The SHOP exchange grew out of federal bipartisan small group insurance reform legislation that antedated the ACA. The idea was that a marketplace would be created in which insurers would compete with each other for small group business, employers and employees could choose among a number of plans and insurers, premiums would be aggregated for employees into a single bill, and tax credits would be offered to encourage small employers to cover their employees.
The SHOP exchange vision never worked out as planned. The Obama administration announced in the fall of 2013 that small group plans in existence as of October 2013 that met certain requirements would be allowed to continue as transitional plans without meeting ACA requirements that were to take effect on January 1, 2014. The transitional plan exception, which has since been extended through 2018, allowed many small groups to opt out of many ACA’s requirements and significantly diminished the market for SHOP coverage. Moreover, CMS did not implement online enrollment in the FF-SHOP or employee choice for 2014, and allowed states to opt out of employee choice for 2015.
The small employer tax credit was targeted at very small employers with low-wage employees and the application process quite burdensome.

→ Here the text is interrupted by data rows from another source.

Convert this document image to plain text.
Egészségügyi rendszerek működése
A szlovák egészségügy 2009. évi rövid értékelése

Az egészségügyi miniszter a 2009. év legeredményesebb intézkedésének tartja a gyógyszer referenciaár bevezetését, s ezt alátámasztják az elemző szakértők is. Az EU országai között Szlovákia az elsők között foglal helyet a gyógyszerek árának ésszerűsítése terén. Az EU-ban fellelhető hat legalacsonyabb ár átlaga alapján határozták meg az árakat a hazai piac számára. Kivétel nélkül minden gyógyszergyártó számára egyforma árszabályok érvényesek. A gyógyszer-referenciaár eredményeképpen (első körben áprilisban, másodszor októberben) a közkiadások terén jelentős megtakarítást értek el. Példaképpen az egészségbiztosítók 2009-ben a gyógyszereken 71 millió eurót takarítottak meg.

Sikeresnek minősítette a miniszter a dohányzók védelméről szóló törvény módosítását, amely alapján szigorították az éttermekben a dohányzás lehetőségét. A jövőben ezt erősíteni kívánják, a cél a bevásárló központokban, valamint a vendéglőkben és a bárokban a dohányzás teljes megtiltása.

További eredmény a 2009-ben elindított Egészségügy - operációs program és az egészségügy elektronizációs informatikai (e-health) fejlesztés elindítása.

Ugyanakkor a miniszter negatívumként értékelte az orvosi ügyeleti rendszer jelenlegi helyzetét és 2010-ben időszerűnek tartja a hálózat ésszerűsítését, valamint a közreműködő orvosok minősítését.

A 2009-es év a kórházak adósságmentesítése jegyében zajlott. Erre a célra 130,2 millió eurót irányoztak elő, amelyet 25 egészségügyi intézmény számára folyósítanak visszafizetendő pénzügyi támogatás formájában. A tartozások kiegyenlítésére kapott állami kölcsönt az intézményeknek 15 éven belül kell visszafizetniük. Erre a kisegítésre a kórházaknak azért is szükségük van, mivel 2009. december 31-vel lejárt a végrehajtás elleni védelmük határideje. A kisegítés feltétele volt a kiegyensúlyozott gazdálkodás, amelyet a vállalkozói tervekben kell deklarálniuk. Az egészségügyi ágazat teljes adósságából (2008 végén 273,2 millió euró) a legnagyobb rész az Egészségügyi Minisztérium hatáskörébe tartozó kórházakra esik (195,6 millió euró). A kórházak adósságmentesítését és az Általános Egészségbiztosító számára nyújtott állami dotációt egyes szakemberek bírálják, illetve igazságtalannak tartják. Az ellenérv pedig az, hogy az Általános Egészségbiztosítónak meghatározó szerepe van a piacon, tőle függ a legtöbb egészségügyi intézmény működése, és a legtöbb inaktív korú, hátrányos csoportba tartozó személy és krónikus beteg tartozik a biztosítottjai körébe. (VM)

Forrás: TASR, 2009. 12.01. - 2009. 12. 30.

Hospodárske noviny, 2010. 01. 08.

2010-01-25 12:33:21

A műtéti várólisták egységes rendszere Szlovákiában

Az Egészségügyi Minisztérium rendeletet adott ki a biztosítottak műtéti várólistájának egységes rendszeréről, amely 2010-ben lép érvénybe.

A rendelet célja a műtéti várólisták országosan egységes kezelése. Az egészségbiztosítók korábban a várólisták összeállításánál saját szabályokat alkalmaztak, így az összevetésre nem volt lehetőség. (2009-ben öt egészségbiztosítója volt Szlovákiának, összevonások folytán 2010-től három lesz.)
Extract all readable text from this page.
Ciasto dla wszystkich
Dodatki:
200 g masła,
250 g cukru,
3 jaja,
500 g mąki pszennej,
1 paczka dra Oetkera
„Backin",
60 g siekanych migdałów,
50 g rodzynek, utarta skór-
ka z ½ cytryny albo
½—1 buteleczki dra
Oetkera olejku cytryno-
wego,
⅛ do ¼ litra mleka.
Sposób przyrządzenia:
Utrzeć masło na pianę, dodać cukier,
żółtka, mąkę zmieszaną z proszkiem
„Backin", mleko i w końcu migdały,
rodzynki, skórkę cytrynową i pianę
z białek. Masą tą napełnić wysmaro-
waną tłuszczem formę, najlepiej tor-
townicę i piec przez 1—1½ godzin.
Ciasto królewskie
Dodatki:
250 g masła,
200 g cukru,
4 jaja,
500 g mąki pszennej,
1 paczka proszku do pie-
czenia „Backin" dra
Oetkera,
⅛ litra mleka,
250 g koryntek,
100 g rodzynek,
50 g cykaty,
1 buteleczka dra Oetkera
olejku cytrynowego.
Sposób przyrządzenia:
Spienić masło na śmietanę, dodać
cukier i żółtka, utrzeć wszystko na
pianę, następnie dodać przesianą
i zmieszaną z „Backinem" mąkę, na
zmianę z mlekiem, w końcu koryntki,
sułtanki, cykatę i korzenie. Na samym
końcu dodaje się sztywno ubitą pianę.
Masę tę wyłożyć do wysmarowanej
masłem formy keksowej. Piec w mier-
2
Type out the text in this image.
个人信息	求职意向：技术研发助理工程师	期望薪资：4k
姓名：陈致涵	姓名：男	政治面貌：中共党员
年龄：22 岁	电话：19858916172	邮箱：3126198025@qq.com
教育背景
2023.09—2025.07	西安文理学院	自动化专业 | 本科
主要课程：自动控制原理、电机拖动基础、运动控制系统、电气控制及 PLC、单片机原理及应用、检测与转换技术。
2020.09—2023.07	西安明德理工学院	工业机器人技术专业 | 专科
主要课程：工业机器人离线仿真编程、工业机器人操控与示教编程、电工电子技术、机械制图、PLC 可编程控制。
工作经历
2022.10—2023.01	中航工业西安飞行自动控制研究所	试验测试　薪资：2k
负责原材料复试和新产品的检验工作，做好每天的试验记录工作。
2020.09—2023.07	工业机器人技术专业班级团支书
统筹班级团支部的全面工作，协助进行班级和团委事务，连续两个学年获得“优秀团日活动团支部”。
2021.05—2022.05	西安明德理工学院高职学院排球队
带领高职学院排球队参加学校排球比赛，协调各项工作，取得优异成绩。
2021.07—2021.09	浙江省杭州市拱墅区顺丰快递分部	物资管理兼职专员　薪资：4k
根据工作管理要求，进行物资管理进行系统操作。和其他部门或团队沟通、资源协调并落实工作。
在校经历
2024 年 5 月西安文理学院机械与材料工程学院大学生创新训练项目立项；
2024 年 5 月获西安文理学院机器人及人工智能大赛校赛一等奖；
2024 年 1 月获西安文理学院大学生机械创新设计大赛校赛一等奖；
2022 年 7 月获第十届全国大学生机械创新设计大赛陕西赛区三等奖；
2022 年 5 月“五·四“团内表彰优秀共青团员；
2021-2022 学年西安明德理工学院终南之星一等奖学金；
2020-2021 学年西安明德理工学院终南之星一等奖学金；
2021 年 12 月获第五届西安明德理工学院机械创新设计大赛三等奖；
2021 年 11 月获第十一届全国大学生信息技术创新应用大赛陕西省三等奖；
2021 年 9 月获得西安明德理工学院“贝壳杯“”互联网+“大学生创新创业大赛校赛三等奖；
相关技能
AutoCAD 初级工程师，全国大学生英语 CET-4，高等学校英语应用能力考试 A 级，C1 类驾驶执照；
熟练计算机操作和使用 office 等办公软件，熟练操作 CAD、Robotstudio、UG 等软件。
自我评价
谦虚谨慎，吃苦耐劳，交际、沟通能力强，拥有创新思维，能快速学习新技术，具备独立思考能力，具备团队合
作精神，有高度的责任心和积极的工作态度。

It never reached more than a small fraction of small employers. Moreover, an employer could only claim the tax credit for two years after 2013. Presumably most employers who found it attractive initially have now exhausted their eligibility.
Legislative developments also undermined the SHOP exchanges. The PACE Act which kept the definition of small employer at 50 employees rather than expanding it to 100 employees in 2016 again diminished the small group market. A 2017 amendment that allowed small employers to offer tax-subsidized HRAs to their employees to purchase coverage in the individual market further reduced the need for a SHOP exchange.
In its 2018 payment rule, CMS eliminated a requirement that it had initially imposed requiring all insurers that had more than a 20 percent market share in the small group market to offer SHOP coverage as a condition of offering coverage in the individual exchange. HHS recognized in the proposed payment rule that the elimination of this requirement would likely further diminish insurer participation in the SHOP exchange. HHS stated in the preamble to the proposed rule that it was considering ending enrollment through the FF-SHOP as the FF-SHOP became ever less viable. In the final 2018 payment rule, HHS stated that it had decided not to pursue this option.
HHS under a new administration has now changed its mind.
An Interesting, But Likely Merely Theoretical, Statutory Question
The ACA requires the establishment by a state or by the federal government of:
a Small Business Health Options Program (in this title referred to as a ‘‘SHOP Exchange’’) that is designed to assist qualified employers in the State who are small employers in facilitating the enrollment of their employees in qualified health plans offered in the small group market in the State.
Whether a SHOP exchange that only makes eligibility decisions and does not provide for enrollment meets this requirement is an interesting question, but probably one that will remain theoretical. The SHOP exchange has suffered many wounds, and this one is likely to prove fatal.